Da brach der Onkel in ein schallendes Gelächter aus. Besonders die Vorstellung erschien ihm köstlich, daß Ursel in verkehrter Richtung davon gefahren sei, und zwar mit Nüstern, die vor Wut ärger gedampft hätten als der Lokomotivenschlot, wie sein Neffe beteuerte.

Der aber blieb heute bei seines Onkels Heiterkeitsausbrüchen eisig kühl und mahnte nur immer wieder: „Du mußt hinterherfahren, Onkel, du mußt es tun. Denk doch daran, wenn ihnen was passiert! Und es passiert ihnen sicher was. Sie sind ja einfach wie die Wickelkinder so dumm.“

Da erklärte sich schließlich der Onkel unter Stöhnen und Schelten bereit, die Fahrt anzutreten. So nebenbei frug er dann, ob es sein Neffe nicht für angebracht hielte, daß er in jeder Westentasche zwei Gummilutscher und zwei Milchfläschchen mitnehme. Überhaupt beabsichtige er, nächstens einen Kindergarten zu eröffnen.

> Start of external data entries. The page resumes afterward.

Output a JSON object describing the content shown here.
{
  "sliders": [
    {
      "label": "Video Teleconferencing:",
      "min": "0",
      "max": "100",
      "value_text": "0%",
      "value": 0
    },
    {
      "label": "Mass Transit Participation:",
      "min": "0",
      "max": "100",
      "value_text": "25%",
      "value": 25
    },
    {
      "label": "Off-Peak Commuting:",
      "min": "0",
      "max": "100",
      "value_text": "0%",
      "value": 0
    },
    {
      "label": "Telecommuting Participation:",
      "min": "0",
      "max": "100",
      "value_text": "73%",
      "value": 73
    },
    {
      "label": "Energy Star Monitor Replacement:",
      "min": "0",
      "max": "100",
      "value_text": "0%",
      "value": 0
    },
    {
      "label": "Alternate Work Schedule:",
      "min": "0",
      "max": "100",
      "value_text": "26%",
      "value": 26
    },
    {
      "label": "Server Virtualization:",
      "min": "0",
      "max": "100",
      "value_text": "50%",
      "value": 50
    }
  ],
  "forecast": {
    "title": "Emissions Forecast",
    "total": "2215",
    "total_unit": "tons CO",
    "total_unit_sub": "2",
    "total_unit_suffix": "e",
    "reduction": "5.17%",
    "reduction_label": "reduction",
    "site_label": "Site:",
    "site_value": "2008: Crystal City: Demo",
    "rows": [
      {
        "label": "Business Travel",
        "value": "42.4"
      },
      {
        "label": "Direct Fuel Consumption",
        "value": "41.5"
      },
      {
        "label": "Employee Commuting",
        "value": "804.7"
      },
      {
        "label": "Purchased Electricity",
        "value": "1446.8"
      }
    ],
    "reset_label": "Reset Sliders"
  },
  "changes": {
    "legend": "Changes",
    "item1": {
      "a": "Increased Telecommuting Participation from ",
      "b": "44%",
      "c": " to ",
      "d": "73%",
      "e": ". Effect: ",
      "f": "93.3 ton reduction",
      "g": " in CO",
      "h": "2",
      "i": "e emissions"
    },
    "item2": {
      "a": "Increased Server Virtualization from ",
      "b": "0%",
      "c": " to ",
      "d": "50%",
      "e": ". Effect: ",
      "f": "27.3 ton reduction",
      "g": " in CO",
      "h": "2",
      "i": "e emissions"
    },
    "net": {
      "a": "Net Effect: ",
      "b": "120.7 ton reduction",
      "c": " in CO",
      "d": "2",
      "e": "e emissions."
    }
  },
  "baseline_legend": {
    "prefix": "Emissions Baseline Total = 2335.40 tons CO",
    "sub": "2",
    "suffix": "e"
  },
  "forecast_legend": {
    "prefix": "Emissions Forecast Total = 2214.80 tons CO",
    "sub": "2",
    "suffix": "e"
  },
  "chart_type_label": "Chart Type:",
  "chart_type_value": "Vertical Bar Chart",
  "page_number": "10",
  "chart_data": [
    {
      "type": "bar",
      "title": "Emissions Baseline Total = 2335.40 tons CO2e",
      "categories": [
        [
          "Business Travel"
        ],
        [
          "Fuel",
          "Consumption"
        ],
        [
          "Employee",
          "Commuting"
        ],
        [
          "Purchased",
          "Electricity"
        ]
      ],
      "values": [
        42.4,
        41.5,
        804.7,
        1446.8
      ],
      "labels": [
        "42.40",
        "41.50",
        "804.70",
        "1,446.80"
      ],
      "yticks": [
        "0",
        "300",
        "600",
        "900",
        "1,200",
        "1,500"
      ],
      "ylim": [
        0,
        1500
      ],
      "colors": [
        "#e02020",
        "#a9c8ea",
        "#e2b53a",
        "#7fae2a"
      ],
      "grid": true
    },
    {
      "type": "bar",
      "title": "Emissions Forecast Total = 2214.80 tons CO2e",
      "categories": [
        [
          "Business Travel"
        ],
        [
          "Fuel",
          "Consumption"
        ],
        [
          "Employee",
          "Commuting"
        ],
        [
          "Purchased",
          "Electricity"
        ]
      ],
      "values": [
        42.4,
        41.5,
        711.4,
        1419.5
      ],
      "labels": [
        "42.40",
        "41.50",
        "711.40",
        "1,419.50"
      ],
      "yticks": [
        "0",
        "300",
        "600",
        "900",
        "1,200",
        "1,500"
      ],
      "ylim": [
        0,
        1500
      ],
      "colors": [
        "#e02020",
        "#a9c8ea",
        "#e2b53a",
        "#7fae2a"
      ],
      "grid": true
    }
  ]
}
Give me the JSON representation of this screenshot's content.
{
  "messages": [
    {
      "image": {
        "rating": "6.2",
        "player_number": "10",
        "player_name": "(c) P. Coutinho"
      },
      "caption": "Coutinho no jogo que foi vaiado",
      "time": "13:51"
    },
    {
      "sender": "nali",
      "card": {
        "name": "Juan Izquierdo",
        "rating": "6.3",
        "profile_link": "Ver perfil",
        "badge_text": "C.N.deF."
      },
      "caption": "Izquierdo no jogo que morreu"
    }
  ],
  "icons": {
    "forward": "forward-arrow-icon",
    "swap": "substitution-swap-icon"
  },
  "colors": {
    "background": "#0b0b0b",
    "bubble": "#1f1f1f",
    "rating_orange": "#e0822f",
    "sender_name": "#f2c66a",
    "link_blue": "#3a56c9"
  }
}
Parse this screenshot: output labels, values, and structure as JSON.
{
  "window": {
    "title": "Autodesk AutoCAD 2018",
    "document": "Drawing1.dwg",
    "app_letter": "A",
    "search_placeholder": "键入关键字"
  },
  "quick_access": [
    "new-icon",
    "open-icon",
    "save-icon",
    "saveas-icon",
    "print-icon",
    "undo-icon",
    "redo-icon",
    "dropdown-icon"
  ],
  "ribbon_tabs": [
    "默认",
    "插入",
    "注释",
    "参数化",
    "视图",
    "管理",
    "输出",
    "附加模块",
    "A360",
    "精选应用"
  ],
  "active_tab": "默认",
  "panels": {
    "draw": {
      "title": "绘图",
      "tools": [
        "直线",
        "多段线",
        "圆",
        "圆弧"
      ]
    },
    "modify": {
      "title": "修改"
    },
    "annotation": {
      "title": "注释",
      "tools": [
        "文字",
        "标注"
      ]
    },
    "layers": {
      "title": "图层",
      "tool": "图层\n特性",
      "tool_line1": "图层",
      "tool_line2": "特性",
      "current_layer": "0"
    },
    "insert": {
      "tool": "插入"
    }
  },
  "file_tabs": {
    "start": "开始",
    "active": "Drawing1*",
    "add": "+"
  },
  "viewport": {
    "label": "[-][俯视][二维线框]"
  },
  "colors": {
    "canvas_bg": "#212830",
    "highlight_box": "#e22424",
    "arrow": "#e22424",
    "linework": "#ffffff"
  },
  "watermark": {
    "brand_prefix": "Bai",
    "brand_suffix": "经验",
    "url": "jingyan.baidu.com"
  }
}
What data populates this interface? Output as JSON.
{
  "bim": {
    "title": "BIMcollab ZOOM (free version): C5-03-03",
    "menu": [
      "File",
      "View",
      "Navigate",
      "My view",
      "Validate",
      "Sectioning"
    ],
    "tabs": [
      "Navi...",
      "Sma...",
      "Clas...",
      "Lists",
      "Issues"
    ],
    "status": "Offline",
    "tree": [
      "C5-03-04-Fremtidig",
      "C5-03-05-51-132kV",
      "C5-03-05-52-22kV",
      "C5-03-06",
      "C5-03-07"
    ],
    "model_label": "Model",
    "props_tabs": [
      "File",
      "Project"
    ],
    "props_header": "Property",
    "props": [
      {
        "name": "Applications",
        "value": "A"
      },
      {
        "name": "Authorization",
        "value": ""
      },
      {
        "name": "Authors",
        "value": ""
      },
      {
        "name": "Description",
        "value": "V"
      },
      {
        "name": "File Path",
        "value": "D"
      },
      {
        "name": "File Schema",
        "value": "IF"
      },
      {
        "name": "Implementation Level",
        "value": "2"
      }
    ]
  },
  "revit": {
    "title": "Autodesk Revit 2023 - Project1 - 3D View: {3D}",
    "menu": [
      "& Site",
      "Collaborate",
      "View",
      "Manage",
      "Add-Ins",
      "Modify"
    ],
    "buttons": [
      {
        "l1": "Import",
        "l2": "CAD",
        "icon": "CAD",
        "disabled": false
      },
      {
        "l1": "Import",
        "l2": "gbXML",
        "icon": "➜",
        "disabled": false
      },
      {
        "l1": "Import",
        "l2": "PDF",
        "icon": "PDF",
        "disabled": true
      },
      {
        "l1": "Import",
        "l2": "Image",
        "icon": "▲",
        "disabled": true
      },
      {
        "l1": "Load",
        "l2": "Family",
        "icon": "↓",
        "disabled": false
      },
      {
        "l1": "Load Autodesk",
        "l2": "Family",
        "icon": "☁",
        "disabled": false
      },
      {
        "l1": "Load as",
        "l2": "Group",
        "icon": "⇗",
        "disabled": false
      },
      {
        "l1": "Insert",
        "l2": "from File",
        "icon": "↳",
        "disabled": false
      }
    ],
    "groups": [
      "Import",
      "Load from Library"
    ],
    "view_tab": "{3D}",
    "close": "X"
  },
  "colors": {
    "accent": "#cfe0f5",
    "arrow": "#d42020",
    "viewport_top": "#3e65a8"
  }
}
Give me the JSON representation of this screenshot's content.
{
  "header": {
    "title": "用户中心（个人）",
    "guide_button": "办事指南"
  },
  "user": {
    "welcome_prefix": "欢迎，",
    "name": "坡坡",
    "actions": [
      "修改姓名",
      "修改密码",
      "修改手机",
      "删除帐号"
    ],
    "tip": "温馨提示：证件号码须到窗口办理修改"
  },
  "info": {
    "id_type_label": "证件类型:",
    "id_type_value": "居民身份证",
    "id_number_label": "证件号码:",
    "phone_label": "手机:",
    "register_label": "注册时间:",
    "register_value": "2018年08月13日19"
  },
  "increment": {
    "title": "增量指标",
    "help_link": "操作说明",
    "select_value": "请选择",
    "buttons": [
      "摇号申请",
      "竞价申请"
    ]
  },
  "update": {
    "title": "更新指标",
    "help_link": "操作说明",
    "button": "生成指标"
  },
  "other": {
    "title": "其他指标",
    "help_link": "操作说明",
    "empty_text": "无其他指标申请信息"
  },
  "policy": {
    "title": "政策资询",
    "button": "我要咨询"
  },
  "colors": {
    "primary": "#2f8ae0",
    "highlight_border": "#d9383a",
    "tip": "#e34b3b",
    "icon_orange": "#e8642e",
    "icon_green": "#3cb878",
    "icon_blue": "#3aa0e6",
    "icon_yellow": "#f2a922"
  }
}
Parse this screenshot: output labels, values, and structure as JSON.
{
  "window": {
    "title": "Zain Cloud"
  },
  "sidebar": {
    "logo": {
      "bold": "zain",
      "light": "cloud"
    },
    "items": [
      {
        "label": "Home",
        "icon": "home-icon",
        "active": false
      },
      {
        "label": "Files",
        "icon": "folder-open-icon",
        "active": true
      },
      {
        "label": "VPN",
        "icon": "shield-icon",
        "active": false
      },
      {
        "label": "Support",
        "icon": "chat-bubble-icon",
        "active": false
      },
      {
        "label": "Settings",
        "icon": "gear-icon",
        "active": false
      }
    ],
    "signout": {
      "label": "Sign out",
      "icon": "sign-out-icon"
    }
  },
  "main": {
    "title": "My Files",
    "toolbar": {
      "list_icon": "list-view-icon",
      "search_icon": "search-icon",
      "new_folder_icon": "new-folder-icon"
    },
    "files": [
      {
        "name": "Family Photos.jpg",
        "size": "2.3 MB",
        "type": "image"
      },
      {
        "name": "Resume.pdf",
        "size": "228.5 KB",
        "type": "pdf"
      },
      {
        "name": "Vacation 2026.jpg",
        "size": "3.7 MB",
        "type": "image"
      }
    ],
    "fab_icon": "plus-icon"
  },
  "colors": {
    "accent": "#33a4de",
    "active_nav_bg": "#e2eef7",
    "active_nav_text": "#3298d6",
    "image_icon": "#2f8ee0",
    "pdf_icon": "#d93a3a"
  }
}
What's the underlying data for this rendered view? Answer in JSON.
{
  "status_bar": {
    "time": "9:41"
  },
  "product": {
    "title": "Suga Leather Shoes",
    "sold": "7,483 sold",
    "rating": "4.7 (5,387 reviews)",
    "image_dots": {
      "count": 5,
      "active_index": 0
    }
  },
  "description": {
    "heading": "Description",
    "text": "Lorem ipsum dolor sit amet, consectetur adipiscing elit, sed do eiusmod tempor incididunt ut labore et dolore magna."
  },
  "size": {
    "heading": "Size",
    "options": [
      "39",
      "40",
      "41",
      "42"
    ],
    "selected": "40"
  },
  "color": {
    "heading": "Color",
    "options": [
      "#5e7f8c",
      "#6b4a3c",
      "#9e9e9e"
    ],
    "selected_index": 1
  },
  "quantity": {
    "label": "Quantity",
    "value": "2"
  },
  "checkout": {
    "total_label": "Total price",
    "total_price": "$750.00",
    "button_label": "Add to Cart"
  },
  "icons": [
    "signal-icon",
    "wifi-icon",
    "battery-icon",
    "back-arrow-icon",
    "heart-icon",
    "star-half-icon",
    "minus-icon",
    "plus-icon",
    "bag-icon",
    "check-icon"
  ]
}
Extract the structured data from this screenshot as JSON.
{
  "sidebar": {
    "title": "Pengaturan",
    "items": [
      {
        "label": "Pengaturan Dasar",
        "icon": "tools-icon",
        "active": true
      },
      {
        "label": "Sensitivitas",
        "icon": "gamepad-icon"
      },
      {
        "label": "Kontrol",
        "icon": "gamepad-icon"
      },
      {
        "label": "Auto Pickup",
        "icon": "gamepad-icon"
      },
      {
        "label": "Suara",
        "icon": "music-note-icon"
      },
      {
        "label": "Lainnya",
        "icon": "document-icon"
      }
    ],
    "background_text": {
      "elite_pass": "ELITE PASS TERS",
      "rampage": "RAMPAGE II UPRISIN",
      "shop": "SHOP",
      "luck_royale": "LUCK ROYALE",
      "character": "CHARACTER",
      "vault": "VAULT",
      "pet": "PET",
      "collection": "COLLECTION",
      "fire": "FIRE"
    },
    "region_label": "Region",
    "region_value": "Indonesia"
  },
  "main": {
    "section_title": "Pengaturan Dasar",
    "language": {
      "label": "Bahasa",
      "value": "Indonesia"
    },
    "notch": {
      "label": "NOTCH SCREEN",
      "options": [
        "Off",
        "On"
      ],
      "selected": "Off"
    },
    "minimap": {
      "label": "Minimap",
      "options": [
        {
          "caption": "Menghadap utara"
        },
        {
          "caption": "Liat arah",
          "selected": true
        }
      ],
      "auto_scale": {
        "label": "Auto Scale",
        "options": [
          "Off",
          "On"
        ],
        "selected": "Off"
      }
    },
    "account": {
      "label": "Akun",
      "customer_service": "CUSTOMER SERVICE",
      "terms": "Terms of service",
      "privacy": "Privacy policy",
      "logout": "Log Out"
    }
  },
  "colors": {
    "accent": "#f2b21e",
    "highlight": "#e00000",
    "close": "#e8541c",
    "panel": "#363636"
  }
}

Doch Theobald hatte für seines Onkels Geistesblitze heute nur ein mitleidiges Achselzucken und half ihm in die Kleider, damit der Abmarsch möglichst bald vor sich gehe. Zum Dank hierfür ließ der Onkel ein paar Tropfen Kölnischen Wassers auf den Neffen herabregnen. Den gleichen Wohlgeruch verbreitend, verließen dann die beiden guten Freunde das Haus. Als sie am Bahnhof ankamen, war der Zug schon fort.

Toni hatte inzwischen mehr Glück mit ihrem Bittgang gehabt. Sie war zu Fräulein Hirt gelaufen. Das war Tonis und ihrer Schwestern angebetete Klavierlehrerin, zu der sie in jeder Bedrängnis ihre Zuflucht nahm. Schon seit Jahren verband sie innige Freundschaft mit dieser gütigen Dame, in deren stillem, traulichem Zimmer sich’s so herrlich ausruhen ließ, nachdem man allerlei Torheiten angestellt hatte. Man fühlte sich hier wie auf einer fernen, stillen Insel, um die das gefährliche Meer fern grollte und brauste, ohne einen erreichen zu können. Alles war anheimelnd und vertrauenerweckend hier: die alte, taube Großmutter, die am Fenster im Lehnstuhl saß und zu allem zustimmend nickte, was erzählt wurde, weil sie nichts mehr davon verstand; der Dompfaff, der in seinem Käfig so schöne Trostesweisen pfiff, und vor allen Dingen Fräulein Hirt selbst, die den „Sausewinden“, wie sie Toni und ihre Geschwister nannte, stets mit Engelsgeduld zuhörte und nur zuweilen ein leichtes Lächeln zeigte. Sogar mit stolz erhobener Stimme konnte man ihr seine Heldentaten vortragen, ohne befürchten zu müssen, daß einem plötzlich eine treffende Bemerkung alles Selbstbewußtsein nahm, wie es beim Vater daheim so leicht geschah.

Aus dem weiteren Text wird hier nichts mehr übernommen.